Association of Environmental and Resource Economists
- Founded: 1979

= Association of Environmental and Resource Economists =

The Association of Environmental and Resource Economists (AERE) was founded in 1979 in the United States as a means of exchanging ideas, stimulating research, and promoting graduate training in environmental and natural resource economics. The majority of its members are affiliated with universities, government agencies, non-profit research organizations, and consulting firms. Many of AERE's members hold graduate degrees in economics, agricultural economics, or related fields, but there are numerous student members as well. The organization also serves many non-specialist members with environmental policy interests. AERE has over 1,000 members from more than thirty countries. AERE is generally acknowledged as the primary professional organization for Environmental and Natural Resources economists in the USA. The European Association of Environmental and Resource Economists is its European equivalent.

==Journals==
AERE has two journals: the Journal of the Association for Environmental and Resource Economists (JAERE), and the Review of Environmental Economics and Policy (REEP). JAERE publishes original, full-length research papers that offer substantial new insights for scholars of environmental and resource economics, while REEP focuses on widely accessible review-style articles related to the latest thinking on environmental economics and policy.

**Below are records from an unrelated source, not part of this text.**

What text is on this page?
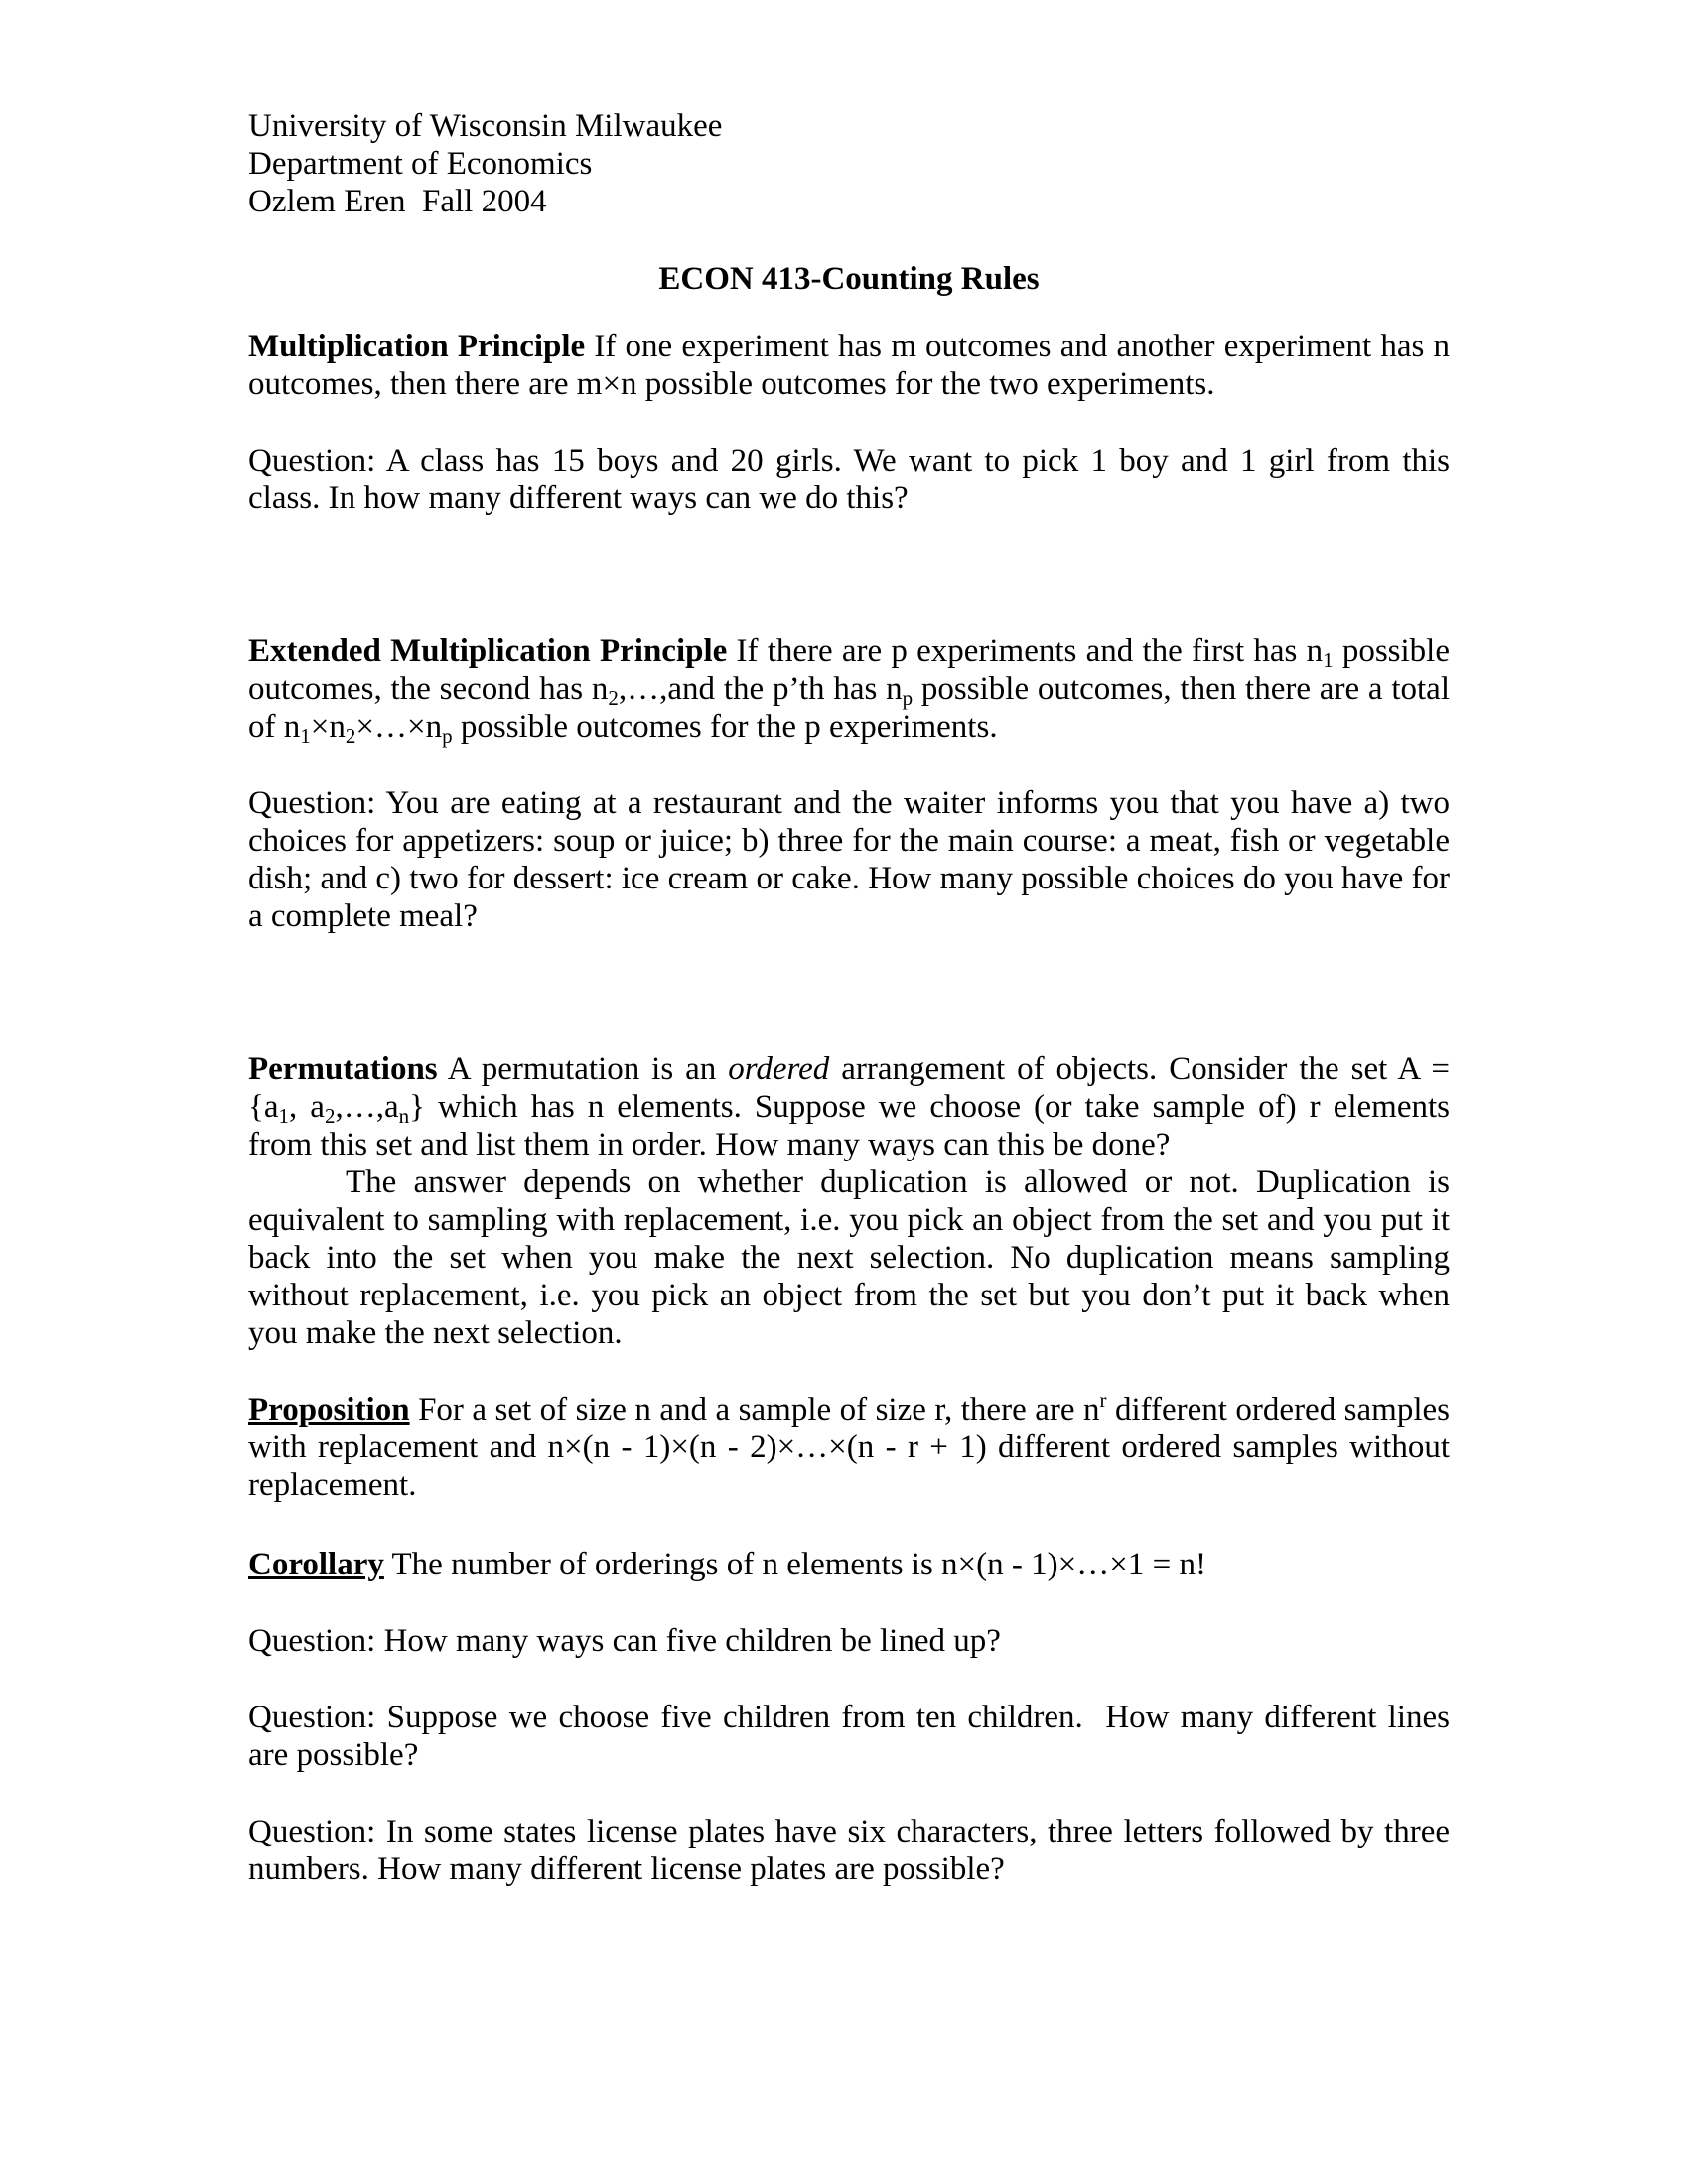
University of Wisconsin Milwaukee
Department of Economics
Ozlem Eren  Fall 2004
ECON 413-Counting Rules

Multiplication Principle If one experiment has m outcomes and another experiment has n outcomes, then there are m×n possible outcomes for the two experiments.

Question: A class has 15 boys and 20 girls. We want to pick 1 boy and 1 girl from this class. In how many different ways can we do this?

Extended Multiplication Principle If there are p experiments and the first has $n_1$ possible outcomes, the second has $n_2,\dots,and$ the p’th has $n_p$ possible outcomes, then there are a total of $n_1\times n_2\times\dots\times n_p$ possible outcomes for the p experiments.

Question: You are eating at a restaurant and the waiter informs you that you have a) two choices for appetizers: soup or juice; b) three for the main course: a meat, fish or vegetable dish; and c) two for dessert: ice cream or cake. How many possible choices do you have for a complete meal?

Permutations A permutation is an ordered arrangement of objects. Consider the set $A = \{a_1$, $a_2,\dots,a_n$} which has n elements. Suppose we choose (or take sample of) r elements from this set and list them in order. How many ways can this be done?

The answer depends on whether duplication is allowed or not. Duplication is equivalent to sampling with replacement, i.e. you pick an object from the set and you put it back into the set when you make the next selection. No duplication means sampling without replacement, i.e. you pick an object from the set but you don’t put it back when you make the next selection.

Proposition For a set of size n and a sample of size r, there are $n^r$ different ordered samples with replacement and n×(n - 1)×(n - 2)×…×(n - r + 1) different ordered samples without replacement.

Corollary The number of orderings of n elements is n×(n - 1)×…×1 = n!

Question: How many ways can five children be lined up?

Question: Suppose we choose five children from ten children.  How many different lines are possible?

Question: In some states license plates have six characters, three letters followed by three numbers. How many different license plates are possible?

== Meetings and Workshops ==
AERE hosts the AERE Summer Conference, which takes place in late May or early June of each year and lasts about three days. The conference includes plenary sessions, AERE’s annual Awards Luncheon, and many parallel research sessions. Recent locations of the AERE Summer conference include Washington, DC (2024), Portland, ME (2023), and Miami, FL (2022). In 2025, the conference will be held in Santa Ana Pueblo, New Mexico, from May 28 to 30.

In addition to the annual conference, AERE co-sponsors the World Congress of Environmental and Resource Economists, which is held every four years. AERE organizes sessions at the annual meetings of other economic organizations (Allied Social Science Associations (ASSA) / American Economic Association, Agricultural and Applied Economics Association, Eastern Economics Association, Midwest Economics Association, Southern Economic Association, and Western Economic Association International).

AERE also hosts several virtual workshops. The AERE Fall Workshop is held online in the early fall of each year. In 2022, AERE began hosting OSWEET sessions online, originally founded as the Online Summer Workshop in Environmental, Energy, and Transportation economics in summer 2020. AERE@OSWEET takes place approximately monthly during the academic year.

== Students and Early Professionals ==
AERE has multiple programs to support graduate students and early professionals.

AERE’s Graduate Student Engagement (GSE) Committee maintains several efforts to include and develop the skills of graduate students in environmental and resource economics. The Graduate Student Engagement Committee organizes the Professional Development Panel Series, which includes quarterly panels where experienced scholars share their wisdom and experiences. These conversations are tailored specifically for graduate students and include topics such as effectively communicating research through writing and talks, effective and efficient teaching, and preparing for the academic job market. In addition to the panels, the GSE Committee also organizes graduate student meetups at conferences.

To help early-career scholars succeed and increase diversity in environmental and resource economics, AERE created the AERE Scholars Program. This program is aimed at early-career scholars no more than five years post PhD. AERE Scholars are matched with mentors who must have a minimum of five years of professional experience. Scholars and Mentors participate in workshops and other development opportunities.

==Awards==

AERE confers several awards to recognize significant contributions to the field of environmental and resource economics. All awards are announced annually at the AERE Summer Conference. Further information on each award is available on the AERE website.

- The AERE Fellows program is the association’s highest honor. Each year, AERE names up to three individuals as Fellows in recognition of their outstanding contributions to the advancement of environmental and resource economics through research, teaching, or service.

- The Wallace E. Oates Outstanding Doctoral Dissertation Award is presented annually to a recent Ph.D. recipient whose dissertation demonstrates originality, rigorous implementation, and intellectual and practical significance of the research findings.

- The AERE Publication of Enduring Quality (PEQ) Award, given annually since 1989, recognizes a published work of seminal and lasting impact in the field of environmental and resource economics.

- The Ralph C. d’Arge and Allen V. Kneese Award for Outstanding Publication is awarded each year to an exceptional research paper published in the Journal of the Association of Environmental and Resource Economists (JAERE) during the previous calendar year.

- AERE also occasionally confers a Distinguished Service Award to honor individuals who have provided exceptional service to the profession or the association.

==World Congress==
AERE is a member organization of the World Congress of Environmental and Resource Economists (WCERE), a major international conference held every four years. The WCERE is jointly organized by AERE and its partner organizations: the European Association of Environmental and Resource Economists (EAERE), the East Asian Association of Environmental and Resource Economics (EAAERE), and the Latin American and Caribbean Association of Environmental and Resource Economists (LAERE).